Am Ende landet alles in den Tiefen des Fundus-Kellers. Mitteldicke Metallschienen verlaufen unter der Decke, schweben über jedem noch so kleinen Durchgang. Wie eine Eisenbahn müsse man sich die Funktion der Metallschienen vorstellen, sagt Wilfried Schmerbach. Denn auch die einzelnen Kleider hängen an diesen Stangen, sind auf kleinen Loren sortiert, die an den Schienen hin- und hergezogen werden können. Durch filigrane Weichen können die Fahrtwege eingestellt werden, durch Haken am Ende der Decken-Loren können die Waggons miteinander verbunden werden. Nur eins fehlt der Deckeneisenbahn: Strom. Alles muss von Hand gezogen werden. Im Funduskeller lagern nur Kostüme und Requisiten, die großen Bühnenbilder sind in Duisburg-Wanheimerort eingelagert. Dort stehen auf einem alten Güterbahnhof mehr als 500 Container, in denen die großen Kulissen lagern.

Frank Schlöder ist Fundusverwalter, der Keller sein Arbeitsplatz, sein zweites Zuhause. Er ist der Herr des Schienen-Systems, Herr der Unterwelt. Mit einer langen Stange, die ein bisschen an einen Besenstiel erinnert, zieht der die Wagen hinter sich her. Das Schienensystem sei alt, schon etwas in die Jahre gekommen, sagt er. So komplex es auf den ersten Blick erscheine, so einfach sei es auf den zweiten. Dennoch sei es lästig geworden, jede einzelne Weiche immer wieder neu einzustellen, sich immer stringent nach dem Weg der Metallschienen zu richten.

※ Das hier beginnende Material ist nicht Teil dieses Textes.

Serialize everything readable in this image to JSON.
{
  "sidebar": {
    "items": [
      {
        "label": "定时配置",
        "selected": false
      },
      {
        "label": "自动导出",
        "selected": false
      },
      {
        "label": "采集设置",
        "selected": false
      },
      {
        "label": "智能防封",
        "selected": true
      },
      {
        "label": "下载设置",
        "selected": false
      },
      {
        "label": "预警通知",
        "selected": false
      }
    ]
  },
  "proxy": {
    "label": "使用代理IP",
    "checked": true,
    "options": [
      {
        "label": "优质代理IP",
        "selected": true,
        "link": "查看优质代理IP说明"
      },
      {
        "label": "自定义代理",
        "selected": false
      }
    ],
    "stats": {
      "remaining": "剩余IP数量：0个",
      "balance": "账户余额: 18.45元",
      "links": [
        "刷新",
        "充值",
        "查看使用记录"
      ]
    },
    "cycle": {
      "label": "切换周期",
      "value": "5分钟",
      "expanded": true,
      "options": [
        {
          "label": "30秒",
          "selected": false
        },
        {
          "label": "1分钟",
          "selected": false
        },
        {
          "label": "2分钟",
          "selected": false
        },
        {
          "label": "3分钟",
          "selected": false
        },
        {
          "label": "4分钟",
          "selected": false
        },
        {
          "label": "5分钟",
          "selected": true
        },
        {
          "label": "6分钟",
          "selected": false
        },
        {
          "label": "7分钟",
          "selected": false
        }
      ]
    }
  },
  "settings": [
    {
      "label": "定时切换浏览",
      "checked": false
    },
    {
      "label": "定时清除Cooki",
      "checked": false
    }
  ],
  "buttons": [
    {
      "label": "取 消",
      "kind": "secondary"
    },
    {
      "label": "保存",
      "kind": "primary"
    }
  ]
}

Oft dienen die alten, eingelagerten Roben auch als Vorlagen für neue Kostüme. Im Hause der Oper gibt es eine eigene Schneiderei und weitere Werkstätten, in denen die Kostüme gefertigt werden.

Kleider, die für Aufführungen noch einmal gebraucht werden, packe er deshalb stets um, lade sie auf Rollwagen. „Das geht schneller“, sagt er und ist plötzlich verschwunden. „Keine Zeit“ ruft er Schmerbach zu und ist schon zwischen zahlreichen Kleiderbergen und Säulen abgetaucht. Manch bizarres Kostüm hängt am Rand der breiten Gänge, ein grünes Nashorn hier, ein lebendiger Stuhl dort. Doch es sind nicht nur Roben, die hier eingelagert sind. Es sind auch Requisiten, Gegenstände, die für gewöhnlich die Bühnenbilder komplettieren.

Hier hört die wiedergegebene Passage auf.